Seperti biasa Kakakku meminjamkan duit tanpa banyak tanya. Padahal hutang kami yang dulu banget sebelum nikah belum sempat dibayar.

Dengan perasaan senang kami pun meninggalkan rumah kakak, menuju ke desa Mas Rudi, dengan tujuan untuk membayar tanah pekarangan seluas 10 x 15 meter itu.

"Mas katanya surat beli tanah mau memakai KTP-ku kok gak jadi?" tanyaku heran.

Dia tadi berkata pada kakakku mau pakai KTP-ku.

 

"Hus, menjadi perempuan gak usah banyak tanya!" bentaknya.

"Iya," jawabku singkat. 

 Kami kembali lagi ke gunung yang di sebut hutan, tetapi saat ini musim peceklek duit kami habis, tabungan pun tidak ada, ditambah lagi musim kemarau. Lengkap sudah penderitaan kami.

Rere sering sakit-sakitan. Tidak ada hasil kebun, sampai dua bulan ke depannya,  menunggu musim durian dan jengkol. 

Makan pun ala kadarnya, serta harus rajin mencari kemiri, yang berjatuhan dari pohonnya di tengah hutan.

Menjual sepuluh kemiri yang masih ada kulitnya, bisa untuk membeli 1 kg beras yang rasanya enak.

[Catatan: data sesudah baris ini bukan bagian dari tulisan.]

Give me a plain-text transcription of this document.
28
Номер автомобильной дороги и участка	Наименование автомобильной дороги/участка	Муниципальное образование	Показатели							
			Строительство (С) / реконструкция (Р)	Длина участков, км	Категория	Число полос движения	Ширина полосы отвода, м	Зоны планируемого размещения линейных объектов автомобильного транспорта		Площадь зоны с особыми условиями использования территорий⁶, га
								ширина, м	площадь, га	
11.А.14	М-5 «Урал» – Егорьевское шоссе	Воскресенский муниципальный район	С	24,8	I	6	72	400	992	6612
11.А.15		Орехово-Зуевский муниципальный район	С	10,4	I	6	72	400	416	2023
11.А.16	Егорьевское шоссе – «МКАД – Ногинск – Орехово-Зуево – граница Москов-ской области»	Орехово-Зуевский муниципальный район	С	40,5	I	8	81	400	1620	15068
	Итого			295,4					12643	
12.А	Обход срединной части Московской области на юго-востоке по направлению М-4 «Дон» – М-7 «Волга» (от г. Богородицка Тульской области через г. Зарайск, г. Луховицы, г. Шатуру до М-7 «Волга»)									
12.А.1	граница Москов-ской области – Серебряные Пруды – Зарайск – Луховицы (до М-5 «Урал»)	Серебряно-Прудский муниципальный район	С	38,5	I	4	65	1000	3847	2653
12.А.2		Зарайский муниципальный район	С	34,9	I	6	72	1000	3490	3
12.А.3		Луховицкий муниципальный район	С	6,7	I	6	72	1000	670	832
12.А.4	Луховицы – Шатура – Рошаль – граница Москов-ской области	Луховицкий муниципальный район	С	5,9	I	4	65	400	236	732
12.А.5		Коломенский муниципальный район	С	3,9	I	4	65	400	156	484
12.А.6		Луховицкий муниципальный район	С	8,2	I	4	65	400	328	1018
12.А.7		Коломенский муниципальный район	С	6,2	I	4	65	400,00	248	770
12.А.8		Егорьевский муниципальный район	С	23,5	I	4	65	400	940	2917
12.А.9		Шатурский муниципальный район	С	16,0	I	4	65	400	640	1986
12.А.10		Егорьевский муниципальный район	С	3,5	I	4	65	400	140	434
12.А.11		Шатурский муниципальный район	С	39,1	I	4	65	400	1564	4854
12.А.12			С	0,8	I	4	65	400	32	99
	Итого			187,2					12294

 Kadang satu minggu hanya bisa mencari 50 kg kemiri, bahkan pernah cuma mendapat 15 kg kemiri, karena banyaknya orang yang mencari kemiri, jadi kami saling berebut, siapa cepat dia dapat.

Neraka kembali terjadi padaku. Mas Rudi mulai gila memancing, di desa setiap malam. Mas Rudi selalu turun gunung pukul lima sore dan pukul enam pagi baru pulang.

Entah syaitan apa yang sudah merasukinya? Padahal memancing di pemancingan itu harus membayar, dengan seharga 3 kg beras enak, dia gunakan untuk memancing yang paling banyak dapat ikan 2 ekor, bahkan sering tidak dapat ikan 

Dia bisa ngutang untuk memancing di pemancingan, hingga utangnya menjadi segunung Himalaya, dan jumlah utangnya terus bertumpuk. 

Sedangkan aku harus mencari kemiri untuk bertahan hidup bersama putri kecilku.

'Sampai kapankah aku akan hidup seperti ini?' ucapku dalam hati.

 

Tangisku setiap malam, di tengah hutan dalam sepi mendekap putri kecilku.